How To Request Command-Line Input in Python

Learn to use input() and avoid common pitfalls

If you are writing command-line Python scripts, then you will need to request input from the user at some point. In Python, the mechanism for requesting command-line values is the input() function.

Let’s go over how to use input() and make sure you’re prepared to avoid three common pitfalls.

The input() Function

Fortunately for new Python enthusiasts, the input() function is straightforward, accepting only one optional argument. The single argument is the text that will be shown on the command-line as the terminal waits for the user’s input. As the user, you can type in your value and submit by pressing ENTER.

input("Enter your name: ")

Now, the code we have above is incomplete because we aren’t storing the user’s value. We can fix that by assigning the return of input() to a variable.

name = input("What is your name: ")
print(name)

That’s really all there is to using the input() function. While the function itself is very simple, there is nuance in implementing input() in a script so that it does not become a liability.

Below are three common pitfalls that new coders fall into. Fortunately for you, we’ll avoid them by reading ahead.

1. Requesting Numeric Input

We asked the user for a text value in our earlier example, but what happens when we need a numeric value?

price = input("Enter the price: ")
total = price * 1.06

print("The total price is", total)

2. User Input Causing Value Errors

Setting a proper data type is only one step to properly implementing user input. Let’s say we want user input but the value that is actually entered causes an error. What do we do?
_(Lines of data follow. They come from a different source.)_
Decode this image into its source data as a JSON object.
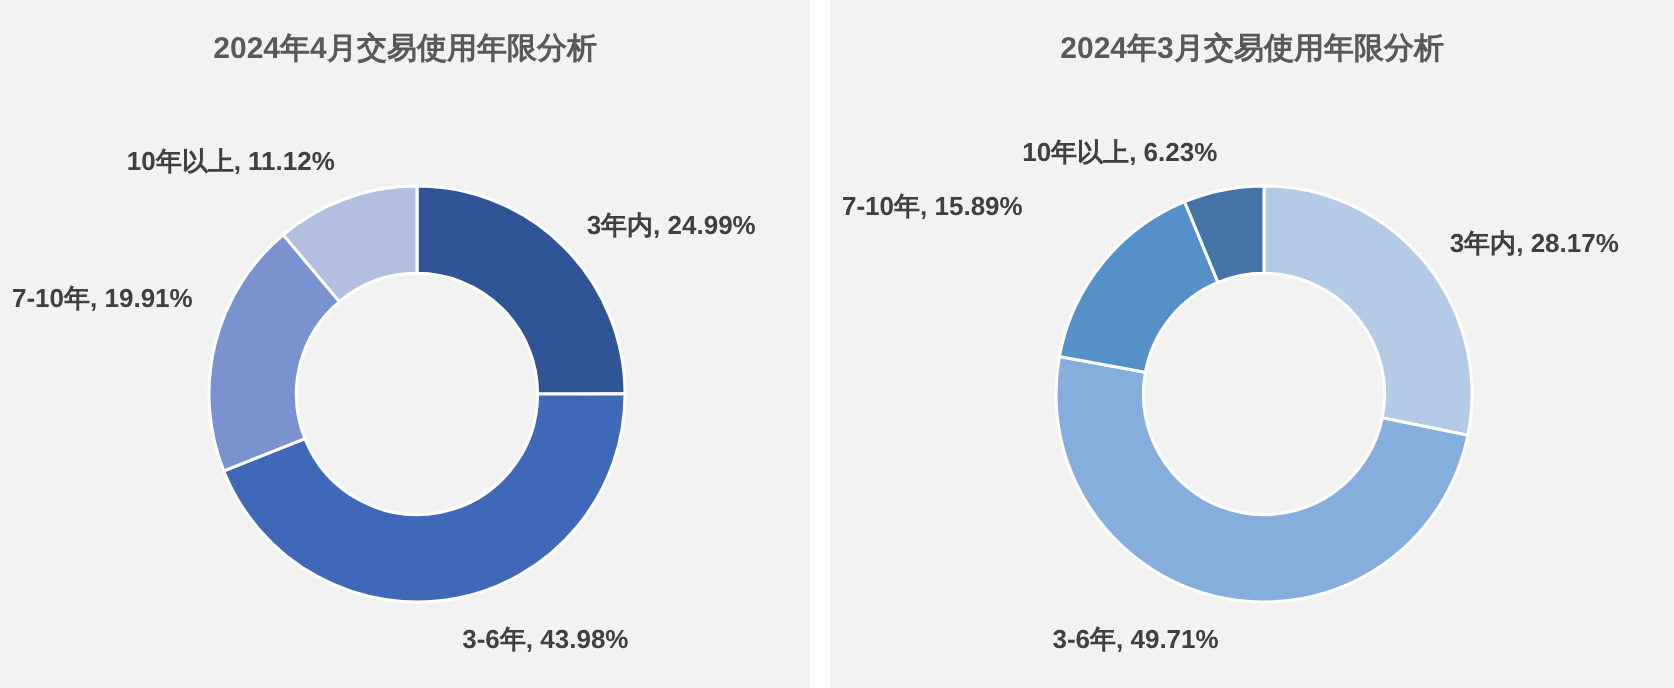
{
  "chart_data": [
    {
      "type": "donut",
      "title": "2024年4月交易使用年限分析",
      "categories": [
        "3年内",
        "3-6年",
        "7-10年",
        "10年以上"
      ],
      "values": [
        24.99,
        43.98,
        19.91,
        11.12
      ],
      "value_labels": [
        "24.99%",
        "43.98%",
        "19.91%",
        "11.12%"
      ],
      "colors": [
        "#2f5597",
        "#3f68b8",
        "#7b92d0",
        "#b3bfe0"
      ]
    },
    {
      "type": "donut",
      "title": "2024年3月交易使用年限分析",
      "categories": [
        "3年内",
        "3-6年",
        "7-10年",
        "10年以上"
      ],
      "values": [
        28.17,
        49.71,
        15.89,
        6.23
      ],
      "value_labels": [
        "28.17%",
        "49.71%",
        "15.89%",
        "6.23%"
      ],
      "colors": [
        "#b4cbe8",
        "#86aedc",
        "#5590c8",
        "#4474a8"
      ]
    }
  ]
}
total = float(input("How much did you pay? "))
units = int(input("How many did you purchase? "))

print("The unit price is", total/units)

Before dismissing the sequence in the screenshot, always remember how easy it is to make a typing mistake. We strive to code in a way that is error-proof.

Use try/except statements to solve for erroneous values.

try:
  total = float(input("How much did you pay? "))
  units = int(input("How many did you purchase? "))
  print("The unit price is", total/units)
except Exception as e:
  print("Error:", e)

A try/except statement will attempt to execute all commands in the try block. If an exception is encountered, then the except block will be executed. Aside from being able to report on the exception, the biggest advantage here is that your script will not stop executing from the error.

3. Continually Requesting User Input

We’ve learned how to convert our user input as well as account for erroneous values. But when we receive a bad input, most likely you’ll want to re-prompt the user.

The input() function does not have a built-in “retry” mechanism, so we will use a while loop to continually request user input until it is valid. There are many different ways to implement a while loop for continuous user input. We’ll use an infinite while loop with a break statement as a generic solution.

total = float(input("How much did you pay? "))
while True:
  try:
    units = int(input("How many did you purchase? "))
    if(units > 0):
      break
    else:
      print("Invalid input")
  except Exception as e:
    print("Error:",e)
print("The unit price is", total/units)

In the code example above, we‘ve put all our strategies together. We convert our input to an integer, which is wrapped by a try/except which is wrapped by an infinite while loop.


It is easy to start using the input() function, but there are many potential traps since user input is always uncertain. However, with the three tips we shared, you’re prepared to venture out into the wild.